Other security firms echoed that sentiment in their comments on the breach.

“This is an organization that relies on discretion and its clearly not meeting the requirements to provide both security and privacy that it brands itself on,” said Pete Tyrrell, the Chief Operating Officer of the firm Digital Guardian* in an e-mail statement. “As it stands, the breach will likely cause irreparable damage to Ashley Madison’s business and reputation.”

“This is devastating for ALM,” said Eugene Kuznetsov, the Chairman and co-founder of the firm Abine, which makes products that allow consumers to mask their identity online. Beyond that, however, Kuznetsov wonders whether the entire business model that companies like ALM rely on may be on the route to extinction.

“The fact is that data is nothing more than toxic waste. The more you accumulate, the more at risk you are for an accident like this.”

Despite promises of security and privacy, no company in the current environment can claim to be able to protect data from all attackers, Kuznetsov. Businesses that think they will be able to monetize the customer information they collect may find that hackers and other malicious actors find a way to do so before the company does. “The fundamental reality is that you can’t have all this data in big databases connected to the Internet,” he said.

The solution? “Just don’t retain records,” Kuznetsov said. “This is like toxic waste. You have to clean it up – you’ll have far less exposure and far fewer problems if you don’t retain the data forever.”

(*) Digital Guardian is a sponsor of The Security Ledger. 

3 Comments

  1. “The solution? “Just don’t retain records,” Kuznetsov said. “This is like toxic waste. You have to clean it up – you’ll have far less exposure and far fewer problems if you don’t retain the data forever.””
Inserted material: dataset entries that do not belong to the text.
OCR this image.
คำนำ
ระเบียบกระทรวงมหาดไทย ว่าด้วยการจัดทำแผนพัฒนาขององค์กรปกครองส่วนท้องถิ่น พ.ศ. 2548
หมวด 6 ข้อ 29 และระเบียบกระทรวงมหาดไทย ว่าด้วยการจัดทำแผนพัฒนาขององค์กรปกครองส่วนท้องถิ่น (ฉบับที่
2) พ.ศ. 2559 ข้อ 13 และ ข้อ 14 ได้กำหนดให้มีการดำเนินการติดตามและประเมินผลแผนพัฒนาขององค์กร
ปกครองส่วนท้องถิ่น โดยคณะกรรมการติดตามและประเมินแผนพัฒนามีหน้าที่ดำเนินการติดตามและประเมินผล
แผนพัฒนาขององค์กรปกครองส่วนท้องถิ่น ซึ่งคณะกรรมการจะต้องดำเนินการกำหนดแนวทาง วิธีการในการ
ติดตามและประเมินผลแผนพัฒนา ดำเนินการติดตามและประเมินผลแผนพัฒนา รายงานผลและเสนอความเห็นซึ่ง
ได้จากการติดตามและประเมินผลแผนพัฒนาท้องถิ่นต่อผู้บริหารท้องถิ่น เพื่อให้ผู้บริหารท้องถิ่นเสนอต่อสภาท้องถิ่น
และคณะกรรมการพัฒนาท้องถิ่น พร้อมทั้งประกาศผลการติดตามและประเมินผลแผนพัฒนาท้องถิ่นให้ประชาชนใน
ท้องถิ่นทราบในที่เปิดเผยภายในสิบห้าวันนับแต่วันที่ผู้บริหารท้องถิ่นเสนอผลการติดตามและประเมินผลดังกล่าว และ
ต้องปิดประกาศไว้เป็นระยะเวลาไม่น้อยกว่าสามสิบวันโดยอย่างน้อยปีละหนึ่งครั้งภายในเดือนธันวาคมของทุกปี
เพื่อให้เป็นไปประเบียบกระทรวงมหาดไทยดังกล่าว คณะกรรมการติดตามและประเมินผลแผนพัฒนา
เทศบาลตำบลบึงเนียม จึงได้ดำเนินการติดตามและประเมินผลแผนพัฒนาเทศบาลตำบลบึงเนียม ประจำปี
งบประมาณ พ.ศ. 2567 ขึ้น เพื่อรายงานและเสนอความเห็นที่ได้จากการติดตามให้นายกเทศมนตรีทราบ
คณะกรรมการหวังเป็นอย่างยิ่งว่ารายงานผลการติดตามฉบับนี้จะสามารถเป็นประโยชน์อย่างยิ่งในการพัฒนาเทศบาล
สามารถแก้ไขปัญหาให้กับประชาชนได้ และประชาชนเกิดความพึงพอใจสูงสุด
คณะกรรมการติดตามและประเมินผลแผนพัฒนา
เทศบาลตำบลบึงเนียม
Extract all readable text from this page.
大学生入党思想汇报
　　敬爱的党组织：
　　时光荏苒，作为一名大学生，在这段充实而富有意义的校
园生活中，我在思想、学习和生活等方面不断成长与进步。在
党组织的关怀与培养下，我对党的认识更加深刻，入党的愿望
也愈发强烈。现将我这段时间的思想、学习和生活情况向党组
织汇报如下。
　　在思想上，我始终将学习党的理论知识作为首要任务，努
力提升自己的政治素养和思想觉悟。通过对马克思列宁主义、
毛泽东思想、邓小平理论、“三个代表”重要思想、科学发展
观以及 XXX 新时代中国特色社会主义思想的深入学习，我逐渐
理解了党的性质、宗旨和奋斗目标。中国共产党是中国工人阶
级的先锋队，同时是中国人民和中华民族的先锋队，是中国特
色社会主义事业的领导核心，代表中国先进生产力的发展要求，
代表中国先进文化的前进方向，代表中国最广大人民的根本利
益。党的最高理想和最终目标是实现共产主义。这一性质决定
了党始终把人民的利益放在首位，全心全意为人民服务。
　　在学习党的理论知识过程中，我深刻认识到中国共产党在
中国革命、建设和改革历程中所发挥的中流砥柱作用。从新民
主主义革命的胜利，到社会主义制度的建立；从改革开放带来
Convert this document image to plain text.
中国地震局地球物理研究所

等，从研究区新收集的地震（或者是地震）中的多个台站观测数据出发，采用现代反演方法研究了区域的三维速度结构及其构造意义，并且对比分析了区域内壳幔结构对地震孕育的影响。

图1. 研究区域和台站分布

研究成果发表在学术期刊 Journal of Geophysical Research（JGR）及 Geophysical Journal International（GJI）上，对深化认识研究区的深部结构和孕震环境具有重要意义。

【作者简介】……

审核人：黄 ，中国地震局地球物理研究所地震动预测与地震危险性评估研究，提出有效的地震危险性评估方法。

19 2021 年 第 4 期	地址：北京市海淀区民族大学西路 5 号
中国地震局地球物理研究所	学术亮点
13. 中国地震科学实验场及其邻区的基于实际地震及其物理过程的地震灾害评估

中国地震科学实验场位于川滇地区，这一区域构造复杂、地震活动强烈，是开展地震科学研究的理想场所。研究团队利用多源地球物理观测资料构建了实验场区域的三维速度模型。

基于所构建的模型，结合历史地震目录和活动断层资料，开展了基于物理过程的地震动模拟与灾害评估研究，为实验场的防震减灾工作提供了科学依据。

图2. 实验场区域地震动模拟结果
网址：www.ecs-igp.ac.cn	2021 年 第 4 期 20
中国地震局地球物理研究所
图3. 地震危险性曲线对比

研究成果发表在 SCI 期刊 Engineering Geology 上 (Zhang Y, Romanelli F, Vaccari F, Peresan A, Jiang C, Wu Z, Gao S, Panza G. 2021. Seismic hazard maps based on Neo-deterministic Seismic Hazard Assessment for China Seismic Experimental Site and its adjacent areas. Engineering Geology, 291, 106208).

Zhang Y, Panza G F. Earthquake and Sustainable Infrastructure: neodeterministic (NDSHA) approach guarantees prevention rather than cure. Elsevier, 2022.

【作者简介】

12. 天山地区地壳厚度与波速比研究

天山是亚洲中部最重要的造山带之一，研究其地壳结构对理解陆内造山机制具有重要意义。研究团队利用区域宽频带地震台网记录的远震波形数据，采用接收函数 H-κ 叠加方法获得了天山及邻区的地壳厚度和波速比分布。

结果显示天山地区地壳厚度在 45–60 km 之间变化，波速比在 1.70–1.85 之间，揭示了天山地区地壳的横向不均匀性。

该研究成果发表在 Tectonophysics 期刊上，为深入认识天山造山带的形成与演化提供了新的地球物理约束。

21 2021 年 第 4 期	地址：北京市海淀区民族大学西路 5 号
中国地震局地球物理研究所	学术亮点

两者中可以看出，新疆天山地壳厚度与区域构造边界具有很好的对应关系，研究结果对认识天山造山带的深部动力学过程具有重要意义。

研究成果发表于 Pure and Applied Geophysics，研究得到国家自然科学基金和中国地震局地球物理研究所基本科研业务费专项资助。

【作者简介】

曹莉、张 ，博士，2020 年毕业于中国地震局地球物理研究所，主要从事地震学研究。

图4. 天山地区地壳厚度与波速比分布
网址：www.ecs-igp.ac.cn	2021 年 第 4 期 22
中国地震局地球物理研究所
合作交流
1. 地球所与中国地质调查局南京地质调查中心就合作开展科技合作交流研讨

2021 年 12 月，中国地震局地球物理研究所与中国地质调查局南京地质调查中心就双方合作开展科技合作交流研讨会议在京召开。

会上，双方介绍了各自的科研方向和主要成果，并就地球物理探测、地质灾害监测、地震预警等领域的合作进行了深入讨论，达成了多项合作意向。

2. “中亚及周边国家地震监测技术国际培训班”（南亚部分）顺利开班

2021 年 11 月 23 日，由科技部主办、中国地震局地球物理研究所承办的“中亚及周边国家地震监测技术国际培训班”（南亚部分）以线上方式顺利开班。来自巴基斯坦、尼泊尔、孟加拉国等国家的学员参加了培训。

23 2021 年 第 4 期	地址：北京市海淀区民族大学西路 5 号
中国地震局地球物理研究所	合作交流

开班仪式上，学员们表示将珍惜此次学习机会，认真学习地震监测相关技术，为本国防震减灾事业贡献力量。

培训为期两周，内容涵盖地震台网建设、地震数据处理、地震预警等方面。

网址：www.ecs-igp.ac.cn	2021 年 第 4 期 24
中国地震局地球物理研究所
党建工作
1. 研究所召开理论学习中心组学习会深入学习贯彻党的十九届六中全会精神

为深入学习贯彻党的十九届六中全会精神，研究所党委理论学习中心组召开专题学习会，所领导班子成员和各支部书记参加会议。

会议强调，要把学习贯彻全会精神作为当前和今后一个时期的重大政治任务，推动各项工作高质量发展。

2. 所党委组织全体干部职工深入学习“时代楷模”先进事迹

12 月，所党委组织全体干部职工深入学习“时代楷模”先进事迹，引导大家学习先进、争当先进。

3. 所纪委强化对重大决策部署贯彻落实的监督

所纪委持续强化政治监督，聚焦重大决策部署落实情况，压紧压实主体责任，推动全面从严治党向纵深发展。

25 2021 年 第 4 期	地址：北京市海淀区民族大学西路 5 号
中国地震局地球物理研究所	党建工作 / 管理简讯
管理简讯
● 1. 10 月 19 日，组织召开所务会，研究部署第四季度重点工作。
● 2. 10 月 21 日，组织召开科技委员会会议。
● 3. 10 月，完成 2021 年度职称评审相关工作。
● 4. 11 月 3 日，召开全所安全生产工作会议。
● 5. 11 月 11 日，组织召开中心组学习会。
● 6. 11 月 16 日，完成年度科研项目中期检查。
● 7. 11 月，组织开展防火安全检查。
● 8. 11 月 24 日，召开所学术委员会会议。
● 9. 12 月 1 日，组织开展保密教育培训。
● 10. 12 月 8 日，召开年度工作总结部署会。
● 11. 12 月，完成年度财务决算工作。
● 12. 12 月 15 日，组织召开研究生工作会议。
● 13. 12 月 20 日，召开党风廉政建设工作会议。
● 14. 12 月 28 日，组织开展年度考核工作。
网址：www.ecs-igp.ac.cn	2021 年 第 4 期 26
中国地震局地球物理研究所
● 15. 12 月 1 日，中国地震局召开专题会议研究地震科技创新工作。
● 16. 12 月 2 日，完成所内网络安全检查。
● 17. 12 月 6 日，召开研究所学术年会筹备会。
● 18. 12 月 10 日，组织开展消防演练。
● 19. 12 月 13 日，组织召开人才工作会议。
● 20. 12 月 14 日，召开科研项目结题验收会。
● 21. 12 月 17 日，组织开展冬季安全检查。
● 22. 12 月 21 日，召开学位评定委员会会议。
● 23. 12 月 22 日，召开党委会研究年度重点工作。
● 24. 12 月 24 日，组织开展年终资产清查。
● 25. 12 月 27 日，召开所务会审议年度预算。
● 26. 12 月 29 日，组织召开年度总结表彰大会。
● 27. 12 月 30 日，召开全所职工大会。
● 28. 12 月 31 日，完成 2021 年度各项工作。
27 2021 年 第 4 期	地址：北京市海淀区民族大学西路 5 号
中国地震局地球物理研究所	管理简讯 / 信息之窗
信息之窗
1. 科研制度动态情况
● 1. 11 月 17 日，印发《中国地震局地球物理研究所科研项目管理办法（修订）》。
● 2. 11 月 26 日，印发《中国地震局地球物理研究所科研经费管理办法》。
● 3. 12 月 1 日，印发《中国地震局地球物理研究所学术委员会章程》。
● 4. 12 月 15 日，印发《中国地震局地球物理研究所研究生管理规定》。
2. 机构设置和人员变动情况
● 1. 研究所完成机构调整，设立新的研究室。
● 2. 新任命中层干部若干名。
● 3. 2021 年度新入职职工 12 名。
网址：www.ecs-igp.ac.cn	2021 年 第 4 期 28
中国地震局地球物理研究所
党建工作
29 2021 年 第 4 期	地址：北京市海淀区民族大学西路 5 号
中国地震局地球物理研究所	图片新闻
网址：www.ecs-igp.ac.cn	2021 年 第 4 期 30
    Someone is clearly talking out of their ass again. Was this some canned response he meant to dole out drolly about someone who dropped a USB stick full of hospital records from 2007 but never got a chance to use? Active accounts require records. The problem here wasn’t data retention (certainly not ‘forever’ — and I’m against long-term data retention).

    What’s more the way the hack and data were ‘exposed’ is highly strange/unusual and outright contradictory. That’s probably the real story.

    This is like a who’s-who of potential sponsors, Paul. I like your site, but I’m kind of cringing.

  2. Philip Schlesinger

    From that pastebin: “We are also releasing…executives’ google drives…” [sic]

    I would hope that this meant that the attackers got to those Google Drives because those Google Drives were directories on a compromised Ashley Madison computer or the executives Google accounts used a duplicate password and also did not have two-factor authentication. I’m hoping that the attackers have not figured out how to compromise Google’s security. Paul, would you please investigate/comment?

    • Philip, I am not Paul, nor do I have any connection to this site (I figure that’s obvious), but I hope you don’t mind if I chime in.

      Having done quite a bit of research on post-breach analysis in general, the more likely scenario is that the ‘execs’ were sloppy with their passwords (leaving them in files, for example), the access was sniffed, or the data itself was just collected while the drives were connected. If one is to believe the attackers’ pastebin, then they had access for years. Sniffing (perhaps with compromised binaries) is far more common and easy than compromising Google, on principle; so would, in the case of two-factor auth, just waiting and piggybacking in on the access.

      That’s my theory, if it is an *outsider*. But it’s probably not a great idea for any of us to theorise on this stuff until more facts come out — it could very well have been an inside job. And there are aspects about that pastebin post which suggest something like ‘personal slight’. A good question to ask: Why do things publicly? It’s like someone’s been taking hints from the Sony case, IMHO.